I remember this encounter once, a couple of years ago when I had just resigned from my job in LA to move to Singapore, where I ran into my soon-to-be-former boss in the elevator. He just sort of looked at me in puzzlement and said, “So… Singapore? Why?” Even just a few years ago Singapore was sailing under most radars in the US. Hardly anyone knew about this little city-state with a massive GDP, cutting edge infrastructure, excellent educational system and chicken rice that could make even a Philistine believe in God. But that is starting to change.
When Donald Trump chose to kick-off his one-sided love affair with Kim Jong Un in Singapore earlier this year, the country kind of exploded onto the map. It’s a bit tragic that it will now forever be associated with this trash-can summit between an authoritarian dictator and his would-be fatso sidekick (you figure out who is who) which accomplished little other than legitimizing a brutal rogue state on a global stage. But it did give Singapore a chance to shine. Thousands of press flocked there to watch these carnival barkers jerk each other off, then rather hilariously report in wonderment on how Singapore’s infrastructure was leaps and bounds ahead of America’s.
And if that wasn’t enough of a public relations coup, it was followed up a few months later by Jon Chu’s Crazy Rich Asians. The film has been a smashing success no matter how you slice it. It booked $221 million at the box office (including a whopping $166 million in North America alone) on a $30 million budget and it touched off an overwhelming number of think-pieces about its all-Asian casting, and its representation of Asians in popular culture. Singaporeans themselves were quick to weigh in and criticize the film for not featuring enough Indians and Malays, which is perhaps the most Singaporean response possible to a major US motion picture reverently depicting their country. Of course, a movie that is called Crazy Rich Asians is not likely to prominently feature the local prata stall at a hawker center. But I digress.
Now, I thoroughly enjoyed the film. These kind of romantic comedies are formulaic and turgid, with boring one-dimensional characters behaving in fairly predictable ways, but Jon Chu is a master aesthete so the sheer flash and sizzle with which he shoots the hell out of the movie was enough to keep me engaged. They might border on schlocky at times, but scenes like that wedding at Chijmes can’t help but hit you in your feelings bone. And even if the premise is tired, the cast was strong enough to keep you invested in the little bullshit dramas of these incredibly wealthy peoples’ lives.
But ultimately, I just kind of enjoyed seeing a big motion picture set in Singapore. Although quite a bit of it was actually shot in Malaysia, the Singapore Tourism Board definitely got their money’s worth in this film. There are beautiful shots of Marina Bay Sands, Gardens by the Bay, Boat Quay and other landmarks like the Merlion that give Singapore the City some time to shine in the spotlight. The scene where Henry Golding way over-orders every possible dish at the hawker center was a delightful bit of food porn. But my absolute favorite part is when upon landing in Singapore, Constance Wu’s character just sort of says for no reason at all how much she loves Changi Airport because they have a butterfly garden. I am sure Changi’s marketting department must have paid at least $1 million for that line. Worth it, though (Singapore Airlines declined to be featured in the film, and I am quite sure someone got fired for that decision).

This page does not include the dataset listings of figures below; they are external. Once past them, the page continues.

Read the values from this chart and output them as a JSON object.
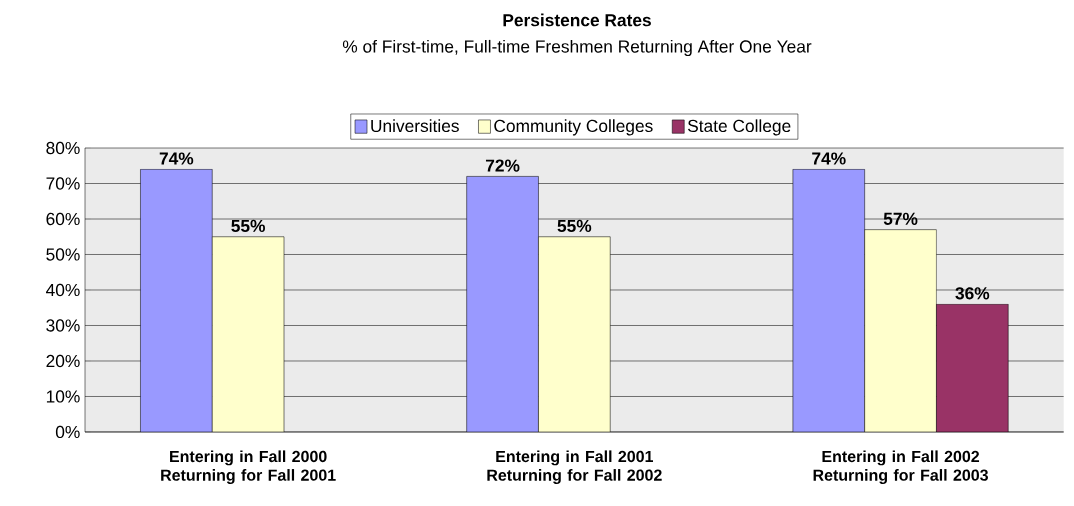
{
  "chart_data": {
    "type": "bar",
    "title": "Persistence Rates",
    "subtitle": "% of First-time, Full-time Freshmen Returning After One Year",
    "categories": [
      "Entering in Fall 2000 Returning for Fall 2001",
      "Entering in Fall 2001 Returning for Fall 2002",
      "Entering in Fall 2002 Returning for Fall 2003"
    ],
    "series": [
      {
        "name": "Universities",
        "color": "#9999ff",
        "values": [
          74,
          72,
          74
        ],
        "value_labels": [
          "74%",
          "72%",
          "74%"
        ]
      },
      {
        "name": "Community Colleges",
        "color": "#ffffcc",
        "values": [
          55,
          55,
          57
        ],
        "value_labels": [
          "55%",
          "55%",
          "57%"
        ]
      },
      {
        "name": "State College",
        "color": "#993366",
        "values": [
          null,
          null,
          36
        ],
        "value_labels": [
          null,
          null,
          "36%"
        ]
      }
    ],
    "ylim": [
      0,
      80
    ],
    "yticks": [
      {
        "value": 0,
        "label": "0%"
      },
      {
        "value": 10,
        "label": "10%"
      },
      {
        "value": 20,
        "label": "20%"
      },
      {
        "value": 30,
        "label": "30%"
      },
      {
        "value": 40,
        "label": "40%"
      },
      {
        "value": 50,
        "label": "50%"
      },
      {
        "value": 60,
        "label": "60%"
      },
      {
        "value": 70,
        "label": "70%"
      },
      {
        "value": 80,
        "label": "80%"
      }
    ],
    "grid": "y",
    "legend": "top"
  }
}
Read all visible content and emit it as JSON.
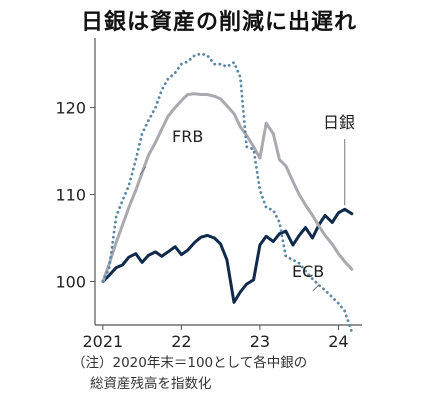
{
  "chart_data": {
    "type": "line",
    "title": "日銀は資産の削減に出遅れ",
    "note": [
      "（注）2020年末＝100として各中銀の",
      "総資産残高を指数化"
    ],
    "xlabel": "",
    "ylabel": "",
    "x_ticks": [
      "2021",
      "22",
      "23",
      "24"
    ],
    "x_tick_values": [
      2021,
      2022,
      2023,
      2024
    ],
    "xlim": [
      2020.9,
      2024.3
    ],
    "y_ticks": [
      100,
      110,
      120
    ],
    "ylim": [
      95,
      128
    ],
    "grid": false,
    "series": [
      {
        "name": "日銀",
        "color": "#0f2a4a",
        "dash": "solid",
        "width": 3,
        "x": [
          2021.0,
          2021.08,
          2021.17,
          2021.25,
          2021.33,
          2021.42,
          2021.5,
          2021.58,
          2021.67,
          2021.75,
          2021.83,
          2021.92,
          2022.0,
          2022.08,
          2022.17,
          2022.25,
          2022.33,
          2022.42,
          2022.5,
          2022.58,
          2022.67,
          2022.75,
          2022.83,
          2022.92,
          2023.0,
          2023.08,
          2023.17,
          2023.25,
          2023.33,
          2023.42,
          2023.5,
          2023.58,
          2023.67,
          2023.75,
          2023.83,
          2023.92,
          2024.0,
          2024.08,
          2024.17
        ],
        "values": [
          100.0,
          100.7,
          101.6,
          101.9,
          102.8,
          103.2,
          102.2,
          103.0,
          103.4,
          102.9,
          103.4,
          104.0,
          103.1,
          103.6,
          104.5,
          105.1,
          105.3,
          105.0,
          104.3,
          102.5,
          97.6,
          98.8,
          99.7,
          100.2,
          104.2,
          105.2,
          104.6,
          105.5,
          105.8,
          104.2,
          105.3,
          106.2,
          105.0,
          106.5,
          107.6,
          106.8,
          107.9,
          108.3,
          107.8
        ]
      },
      {
        "name": "FRB",
        "color": "#a9a9b0",
        "dash": "solid",
        "width": 3,
        "x": [
          2021.0,
          2021.08,
          2021.17,
          2021.25,
          2021.33,
          2021.42,
          2021.5,
          2021.58,
          2021.67,
          2021.75,
          2021.83,
          2021.92,
          2022.0,
          2022.08,
          2022.17,
          2022.25,
          2022.33,
          2022.42,
          2022.5,
          2022.58,
          2022.67,
          2022.75,
          2022.83,
          2022.92,
          2023.0,
          2023.08,
          2023.17,
          2023.25,
          2023.33,
          2023.42,
          2023.5,
          2023.58,
          2023.67,
          2023.75,
          2023.83,
          2023.92,
          2024.0,
          2024.08,
          2024.17
        ],
        "values": [
          100.0,
          102.0,
          104.5,
          106.5,
          108.5,
          110.5,
          112.5,
          114.5,
          116.0,
          117.5,
          119.0,
          120.0,
          120.8,
          121.5,
          121.6,
          121.5,
          121.5,
          121.3,
          121.0,
          120.2,
          119.3,
          117.8,
          116.8,
          115.5,
          114.2,
          118.2,
          117.0,
          114.0,
          113.3,
          111.5,
          110.0,
          108.8,
          107.6,
          106.4,
          105.3,
          104.3,
          103.2,
          102.3,
          101.4
        ]
      },
      {
        "name": "ECB",
        "color": "#5b86a6",
        "dash": "dotted",
        "width": 2.8,
        "x": [
          2021.0,
          2021.08,
          2021.17,
          2021.25,
          2021.33,
          2021.42,
          2021.5,
          2021.58,
          2021.67,
          2021.75,
          2021.83,
          2021.92,
          2022.0,
          2022.08,
          2022.17,
          2022.25,
          2022.33,
          2022.42,
          2022.5,
          2022.58,
          2022.67,
          2022.75,
          2022.83,
          2022.92,
          2023.0,
          2023.08,
          2023.17,
          2023.25,
          2023.33,
          2023.42,
          2023.5,
          2023.58,
          2023.67,
          2023.75,
          2023.83,
          2023.92,
          2024.0,
          2024.08,
          2024.17
        ],
        "values": [
          100.0,
          101.5,
          107.5,
          109.3,
          111.0,
          114.0,
          117.0,
          118.5,
          120.0,
          122.0,
          123.3,
          124.0,
          125.0,
          125.3,
          126.0,
          126.2,
          126.0,
          125.0,
          125.0,
          124.7,
          125.2,
          123.5,
          115.5,
          115.2,
          110.5,
          108.5,
          108.2,
          106.8,
          102.9,
          102.5,
          102.1,
          101.2,
          100.3,
          99.6,
          99.0,
          98.2,
          97.5,
          96.6,
          94.2
        ]
      }
    ],
    "colors": {
      "axis": "#555555",
      "text": "#222222"
    }
  }
}
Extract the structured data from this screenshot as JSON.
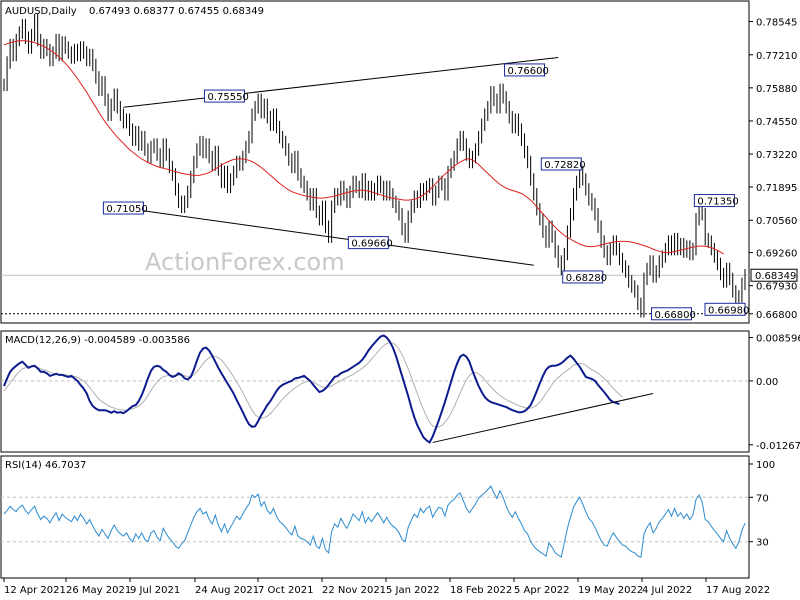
{
  "header": {
    "symbol": "AUDUSD,Daily",
    "ohlc": "0.67493 0.68377 0.67455 0.68349"
  },
  "watermark": "ActionForex.com",
  "chart_data": [
    {
      "type": "candlestick",
      "name": "AUDUSD,Daily",
      "y_ticks": [
        "0.78545",
        "0.77210",
        "0.75880",
        "0.74550",
        "0.73220",
        "0.71895",
        "0.70560",
        "0.69260",
        "0.67930",
        "0.66800"
      ],
      "ylim": [
        0.6655,
        0.7925
      ],
      "current_price": "0.68349",
      "ma_color": "#e02020",
      "price_color": "#000000",
      "annotations": [
        {
          "label": "0.71050",
          "x": 39,
          "y": 0.7105
        },
        {
          "label": "0.75550",
          "x": 72,
          "y": 0.7555
        },
        {
          "label": "0.69660",
          "x": 119,
          "y": 0.6966
        },
        {
          "label": "0.76600",
          "x": 170,
          "y": 0.766
        },
        {
          "label": "0.72820",
          "x": 182,
          "y": 0.7282
        },
        {
          "label": "0.68280",
          "x": 189,
          "y": 0.6828
        },
        {
          "label": "0.66800",
          "x": 218,
          "y": 0.668
        },
        {
          "label": "0.71350",
          "x": 232,
          "y": 0.7135
        },
        {
          "label": "0.66980",
          "x": 243,
          "y": 0.6698
        }
      ],
      "trendlines": [
        {
          "from": [
            39,
            0.751
          ],
          "to": [
            181,
            0.771
          ]
        },
        {
          "from": [
            39,
            0.7105
          ],
          "to": [
            173,
            0.6875
          ]
        }
      ],
      "price_close": [
        0.76,
        0.769,
        0.776,
        0.772,
        0.778,
        0.781,
        0.784,
        0.779,
        0.775,
        0.78,
        0.786,
        0.778,
        0.773,
        0.776,
        0.774,
        0.77,
        0.773,
        0.778,
        0.772,
        0.777,
        0.775,
        0.773,
        0.771,
        0.774,
        0.772,
        0.775,
        0.773,
        0.77,
        0.772,
        0.768,
        0.763,
        0.758,
        0.761,
        0.754,
        0.748,
        0.752,
        0.756,
        0.751,
        0.748,
        0.745,
        0.746,
        0.742,
        0.738,
        0.741,
        0.736,
        0.739,
        0.734,
        0.731,
        0.735,
        0.736,
        0.732,
        0.729,
        0.736,
        0.732,
        0.727,
        0.724,
        0.718,
        0.713,
        0.711,
        0.713,
        0.717,
        0.723,
        0.729,
        0.734,
        0.737,
        0.733,
        0.736,
        0.731,
        0.728,
        0.733,
        0.726,
        0.721,
        0.725,
        0.719,
        0.722,
        0.725,
        0.729,
        0.728,
        0.731,
        0.735,
        0.739,
        0.748,
        0.751,
        0.754,
        0.749,
        0.752,
        0.747,
        0.744,
        0.748,
        0.743,
        0.739,
        0.737,
        0.734,
        0.73,
        0.727,
        0.731,
        0.724,
        0.721,
        0.719,
        0.716,
        0.712,
        0.716,
        0.709,
        0.706,
        0.711,
        0.703,
        0.699,
        0.711,
        0.716,
        0.714,
        0.719,
        0.716,
        0.713,
        0.717,
        0.721,
        0.719,
        0.717,
        0.722,
        0.716,
        0.719,
        0.716,
        0.718,
        0.721,
        0.719,
        0.716,
        0.719,
        0.716,
        0.713,
        0.711,
        0.708,
        0.702,
        0.699,
        0.707,
        0.711,
        0.715,
        0.713,
        0.718,
        0.716,
        0.719,
        0.72,
        0.714,
        0.717,
        0.721,
        0.72,
        0.716,
        0.725,
        0.728,
        0.731,
        0.736,
        0.739,
        0.736,
        0.732,
        0.729,
        0.731,
        0.734,
        0.739,
        0.744,
        0.748,
        0.751,
        0.757,
        0.754,
        0.751,
        0.758,
        0.755,
        0.751,
        0.747,
        0.743,
        0.746,
        0.742,
        0.738,
        0.733,
        0.729,
        0.722,
        0.716,
        0.71,
        0.706,
        0.701,
        0.697,
        0.703,
        0.699,
        0.693,
        0.689,
        0.686,
        0.692,
        0.701,
        0.708,
        0.716,
        0.721,
        0.725,
        0.722,
        0.718,
        0.714,
        0.712,
        0.708,
        0.703,
        0.697,
        0.693,
        0.69,
        0.694,
        0.697,
        0.694,
        0.69,
        0.687,
        0.685,
        0.681,
        0.679,
        0.677,
        0.672,
        0.669,
        0.682,
        0.686,
        0.689,
        0.683,
        0.685,
        0.689,
        0.691,
        0.694,
        0.697,
        0.694,
        0.698,
        0.694,
        0.696,
        0.693,
        0.695,
        0.692,
        0.694,
        0.706,
        0.711,
        0.708,
        0.698,
        0.697,
        0.694,
        0.691,
        0.688,
        0.684,
        0.681,
        0.686,
        0.682,
        0.677,
        0.672,
        0.675,
        0.68,
        0.6835
      ],
      "ma_close": [
        0.776,
        0.7765,
        0.777,
        0.7772,
        0.7775,
        0.7777,
        0.7778,
        0.7777,
        0.7775,
        0.7773,
        0.777,
        0.7765,
        0.776,
        0.7755,
        0.7748,
        0.774,
        0.7732,
        0.7722,
        0.7712,
        0.77,
        0.7687,
        0.7673,
        0.7658,
        0.7642,
        0.7625,
        0.7607,
        0.7589,
        0.757,
        0.755,
        0.753,
        0.751,
        0.749,
        0.747,
        0.7452,
        0.7435,
        0.742,
        0.7405,
        0.739,
        0.7377,
        0.7365,
        0.7352,
        0.734,
        0.733,
        0.732,
        0.731,
        0.7302,
        0.7295,
        0.7288,
        0.7282,
        0.7277,
        0.7272,
        0.7268,
        0.7265,
        0.7262,
        0.7259,
        0.7255,
        0.7252,
        0.7248,
        0.7245,
        0.7242,
        0.724,
        0.7238,
        0.7236,
        0.7236,
        0.7237,
        0.724,
        0.7243,
        0.7248,
        0.7254,
        0.7262,
        0.727,
        0.7278,
        0.7285,
        0.729,
        0.7296,
        0.73,
        0.7302,
        0.7303,
        0.7302,
        0.73,
        0.7297,
        0.7292,
        0.7285,
        0.7277,
        0.7268,
        0.7258,
        0.7248,
        0.7237,
        0.7226,
        0.7215,
        0.7204,
        0.7195,
        0.7186,
        0.7178,
        0.7171,
        0.7166,
        0.7162,
        0.7158,
        0.7155,
        0.7152,
        0.715,
        0.7148,
        0.7146,
        0.7145,
        0.7145,
        0.7146,
        0.7148,
        0.715,
        0.7153,
        0.7157,
        0.716,
        0.7164,
        0.7167,
        0.717,
        0.7173,
        0.7175,
        0.7176,
        0.7177,
        0.7176,
        0.7173,
        0.717,
        0.7166,
        0.7162,
        0.7158,
        0.7154,
        0.715,
        0.7147,
        0.7144,
        0.7142,
        0.714,
        0.7138,
        0.7137,
        0.7137,
        0.7138,
        0.714,
        0.7144,
        0.715,
        0.7158,
        0.7167,
        0.7178,
        0.719,
        0.7203,
        0.7216,
        0.7229,
        0.7241,
        0.7252,
        0.7263,
        0.7273,
        0.7282,
        0.729,
        0.7297,
        0.7302,
        0.7303,
        0.7298,
        0.729,
        0.728,
        0.7268,
        0.7256,
        0.7244,
        0.7232,
        0.722,
        0.721,
        0.72,
        0.7192,
        0.7185,
        0.718,
        0.7176,
        0.7172,
        0.7168,
        0.7163,
        0.7156,
        0.7147,
        0.7136,
        0.7124,
        0.711,
        0.7096,
        0.7082,
        0.7068,
        0.7054,
        0.7041,
        0.7028,
        0.7016,
        0.7005,
        0.6995,
        0.6987,
        0.698,
        0.6973,
        0.6966,
        0.696,
        0.6956,
        0.6952,
        0.695,
        0.695,
        0.6951,
        0.6953,
        0.6956,
        0.696,
        0.6963,
        0.6966,
        0.6968,
        0.697,
        0.6971,
        0.6971,
        0.6971,
        0.697,
        0.6968,
        0.6965,
        0.6962,
        0.6958,
        0.6954,
        0.695,
        0.6945,
        0.694,
        0.6935,
        0.6931,
        0.6928,
        0.6926,
        0.6926,
        0.6928,
        0.693,
        0.6933,
        0.6936,
        0.6939,
        0.6942,
        0.6945,
        0.6948,
        0.695,
        0.6952,
        0.6952,
        0.6951,
        0.6949,
        0.6946,
        0.6941,
        0.6935,
        0.6928,
        0.692
      ]
    },
    {
      "type": "line",
      "name": "MACD(12,26,9) -0.004589 -0.003586",
      "title": "MACD(12,26,9)",
      "values_label": "-0.004589 -0.003586",
      "y_ticks": [
        "0.008596",
        "0.00",
        "-0.01267"
      ],
      "ylim": [
        -0.0135,
        0.0093
      ],
      "macd_color": "#0d1b8f",
      "signal_color": "#b0b0b0",
      "macd": [
        -0.001,
        0.0005,
        0.0018,
        0.0025,
        0.003,
        0.0035,
        0.0038,
        0.0032,
        0.0026,
        0.0029,
        0.003,
        0.0025,
        0.0018,
        0.0018,
        0.0015,
        0.001,
        0.0012,
        0.0014,
        0.0012,
        0.0012,
        0.001,
        0.0008,
        0.001,
        0.0005,
        0.0,
        -0.0008,
        -0.0015,
        -0.0025,
        -0.004,
        -0.005,
        -0.0055,
        -0.0058,
        -0.0058,
        -0.0058,
        -0.006,
        -0.0063,
        -0.006,
        -0.0063,
        -0.0062,
        -0.0064,
        -0.006,
        -0.0055,
        -0.005,
        -0.0048,
        -0.004,
        -0.0028,
        -0.0012,
        0.0005,
        0.002,
        0.0028,
        0.003,
        0.0028,
        0.0022,
        0.0018,
        0.0012,
        0.0008,
        0.001,
        0.0015,
        0.0012,
        0.0005,
        0.0003,
        0.0008,
        0.0022,
        0.004,
        0.0056,
        0.0064,
        0.0066,
        0.006,
        0.005,
        0.0038,
        0.0026,
        0.0015,
        0.0005,
        -0.0005,
        -0.0015,
        -0.0025,
        -0.0038,
        -0.005,
        -0.0062,
        -0.0075,
        -0.0086,
        -0.0091,
        -0.009,
        -0.008,
        -0.0068,
        -0.0058,
        -0.0048,
        -0.004,
        -0.003,
        -0.002,
        -0.0012,
        -0.0008,
        -0.0005,
        -0.0002,
        0.0,
        0.0005,
        0.0006,
        0.0008,
        0.001,
        0.0005,
        0.0,
        -0.0008,
        -0.0015,
        -0.0022,
        -0.002,
        -0.0015,
        -0.0008,
        0.0,
        0.0008,
        0.001,
        0.0015,
        0.0018,
        0.002,
        0.0024,
        0.0028,
        0.0032,
        0.0036,
        0.0042,
        0.005,
        0.006,
        0.0068,
        0.0075,
        0.0082,
        0.0088,
        0.009,
        0.0086,
        0.0078,
        0.0066,
        0.005,
        0.003,
        0.001,
        -0.001,
        -0.003,
        -0.0052,
        -0.0072,
        -0.0088,
        -0.01,
        -0.0112,
        -0.0118,
        -0.0122,
        -0.011,
        -0.0095,
        -0.0078,
        -0.006,
        -0.0042,
        -0.0022,
        -0.0002,
        0.0018,
        0.0035,
        0.0048,
        0.0052,
        0.0048,
        0.0038,
        0.002,
        0.0005,
        -0.001,
        -0.0022,
        -0.0032,
        -0.0038,
        -0.0042,
        -0.0044,
        -0.0046,
        -0.0048,
        -0.005,
        -0.0052,
        -0.0055,
        -0.0058,
        -0.006,
        -0.0062,
        -0.0062,
        -0.006,
        -0.0055,
        -0.0048,
        -0.0035,
        -0.002,
        -0.0005,
        0.001,
        0.0022,
        0.0028,
        0.003,
        0.003,
        0.0032,
        0.0035,
        0.004,
        0.0046,
        0.005,
        0.0044,
        0.0036,
        0.0028,
        0.0018,
        0.0008,
        0.0006,
        0.0004,
        0.0,
        -0.0008,
        -0.0015,
        -0.0022,
        -0.003,
        -0.0038,
        -0.0042,
        -0.0044,
        -0.0046
      ],
      "signal": [
        -0.002,
        -0.0012,
        -0.0004,
        0.0004,
        0.0012,
        0.0018,
        0.0024,
        0.0026,
        0.0027,
        0.0028,
        0.0028,
        0.0027,
        0.0024,
        0.0022,
        0.002,
        0.0017,
        0.0015,
        0.0014,
        0.0013,
        0.0013,
        0.0012,
        0.0011,
        0.001,
        0.0009,
        0.0007,
        0.0004,
        0.0,
        -0.0006,
        -0.0013,
        -0.0021,
        -0.0029,
        -0.0036,
        -0.0041,
        -0.0045,
        -0.0049,
        -0.0052,
        -0.0054,
        -0.0056,
        -0.0057,
        -0.0058,
        -0.0058,
        -0.0057,
        -0.0055,
        -0.0053,
        -0.005,
        -0.0045,
        -0.0038,
        -0.0029,
        -0.0019,
        -0.001,
        -0.0002,
        0.0004,
        0.0008,
        0.001,
        0.0011,
        0.0011,
        0.0011,
        0.0011,
        0.0011,
        0.001,
        0.0009,
        0.0009,
        0.0012,
        0.0018,
        0.0026,
        0.0034,
        0.0041,
        0.0046,
        0.0049,
        0.0049,
        0.0046,
        0.0041,
        0.0034,
        0.0026,
        0.0017,
        0.0008,
        -0.0002,
        -0.0012,
        -0.0023,
        -0.0035,
        -0.0047,
        -0.0058,
        -0.0067,
        -0.0072,
        -0.0074,
        -0.0073,
        -0.007,
        -0.0065,
        -0.0058,
        -0.0051,
        -0.0043,
        -0.0036,
        -0.003,
        -0.0024,
        -0.0019,
        -0.0014,
        -0.001,
        -0.0006,
        -0.0003,
        -0.0001,
        -0.0001,
        -0.0003,
        -0.0006,
        -0.0009,
        -0.0012,
        -0.0013,
        -0.0012,
        -0.001,
        -0.0006,
        -0.0003,
        0.0,
        0.0004,
        0.0007,
        0.001,
        0.0013,
        0.0017,
        0.0021,
        0.0025,
        0.003,
        0.0036,
        0.0043,
        0.005,
        0.0057,
        0.0064,
        0.007,
        0.0074,
        0.0076,
        0.0075,
        0.0071,
        0.0063,
        0.0052,
        0.0039,
        0.0024,
        0.0008,
        -0.0009,
        -0.0026,
        -0.0042,
        -0.0057,
        -0.0071,
        -0.0082,
        -0.0089,
        -0.0092,
        -0.0091,
        -0.0088,
        -0.0082,
        -0.0074,
        -0.0064,
        -0.0052,
        -0.0038,
        -0.0024,
        -0.001,
        0.0002,
        0.0011,
        0.0016,
        0.0017,
        0.0014,
        0.0009,
        0.0002,
        -0.0005,
        -0.0012,
        -0.0018,
        -0.0024,
        -0.0029,
        -0.0033,
        -0.0037,
        -0.004,
        -0.0043,
        -0.0046,
        -0.0049,
        -0.0051,
        -0.0053,
        -0.0054,
        -0.0054,
        -0.0052,
        -0.0048,
        -0.0042,
        -0.0034,
        -0.0025,
        -0.0016,
        -0.0007,
        0.0001,
        0.0007,
        0.0012,
        0.0017,
        0.0021,
        0.0026,
        0.0031,
        0.0034,
        0.0035,
        0.0034,
        0.0031,
        0.0026,
        0.0022,
        0.0019,
        0.0015,
        0.001,
        0.0005,
        -0.0001,
        -0.0008,
        -0.0015,
        -0.0021,
        -0.0027,
        -0.0032
      ],
      "trendline": {
        "from_index": 140,
        "to_index": 212,
        "from": -0.0122,
        "to": -0.0025
      }
    },
    {
      "type": "line",
      "name": "RSI(14) 46.7037",
      "title": "RSI(14)",
      "values_label": "46.7037",
      "y_ticks": [
        "100",
        "70",
        "30"
      ],
      "ylim": [
        0,
        100
      ],
      "levels": [
        70,
        30
      ],
      "line_color": "#2a8bd0",
      "values": [
        55,
        58,
        62,
        59,
        57,
        61,
        63,
        58,
        55,
        59,
        62,
        55,
        50,
        53,
        51,
        47,
        52,
        56,
        49,
        55,
        52,
        50,
        48,
        53,
        49,
        55,
        51,
        46,
        50,
        44,
        39,
        35,
        41,
        37,
        33,
        40,
        45,
        40,
        37,
        35,
        38,
        33,
        30,
        37,
        33,
        38,
        32,
        30,
        38,
        40,
        34,
        31,
        42,
        37,
        33,
        30,
        26,
        24,
        28,
        31,
        38,
        45,
        52,
        57,
        60,
        55,
        57,
        50,
        46,
        54,
        45,
        39,
        46,
        38,
        43,
        48,
        53,
        50,
        55,
        60,
        64,
        72,
        70,
        73,
        62,
        66,
        58,
        55,
        60,
        53,
        48,
        46,
        43,
        39,
        36,
        44,
        35,
        33,
        32,
        30,
        27,
        35,
        26,
        24,
        33,
        23,
        20,
        39,
        46,
        43,
        51,
        46,
        42,
        48,
        55,
        52,
        49,
        57,
        47,
        52,
        48,
        52,
        56,
        52,
        47,
        52,
        47,
        44,
        42,
        38,
        32,
        30,
        43,
        49,
        55,
        52,
        60,
        56,
        60,
        62,
        52,
        57,
        61,
        60,
        53,
        63,
        66,
        68,
        72,
        74,
        67,
        60,
        56,
        60,
        64,
        69,
        72,
        74,
        77,
        80,
        74,
        69,
        76,
        70,
        62,
        56,
        52,
        57,
        51,
        46,
        40,
        37,
        30,
        26,
        23,
        21,
        19,
        17,
        29,
        25,
        20,
        18,
        16,
        29,
        42,
        52,
        61,
        66,
        70,
        64,
        57,
        51,
        48,
        43,
        37,
        31,
        27,
        26,
        33,
        38,
        34,
        30,
        27,
        26,
        23,
        21,
        20,
        17,
        16,
        37,
        43,
        47,
        38,
        42,
        48,
        51,
        55,
        59,
        53,
        60,
        53,
        56,
        51,
        55,
        50,
        54,
        68,
        72,
        66,
        50,
        48,
        44,
        40,
        37,
        33,
        30,
        40,
        33,
        28,
        24,
        30,
        40,
        46.7
      ]
    }
  ],
  "x_axis": {
    "labels": [
      "12 Apr 2021",
      "26 May 2021",
      "9 Jul 2021",
      "24 Aug 2021",
      "7 Oct 2021",
      "22 Nov 2021",
      "5 Jan 2022",
      "18 Feb 2022",
      "5 Apr 2022",
      "19 May 2022",
      "4 Jul 2022",
      "17 Aug 2022"
    ]
  }
}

The story itself, if you want to look at it as anything more than a superficial diversion/promotional campaign for Singaporean tourism, is rather problematic. It is happy to fetishize the extreme wealth of these awful people and more or less bow down and worship at their alter instead of, your know, pointing out how empty and meaningless their existence is and how many people they probably had to exploit to get where they are. But that, I daresay, would make for a much less fun film. It also has some confused and fairly surface-level things to say about the nature of Chinese-American identity. But ultimately, for me at least, it was really just a fun glitzy movie that reveled in spectacle, set in a place and populated by people you rarely see in major American studio films. And I liked that.
If digging down into the grittier side of Singaporean society is what you’re after, just go see Mee Pok Man.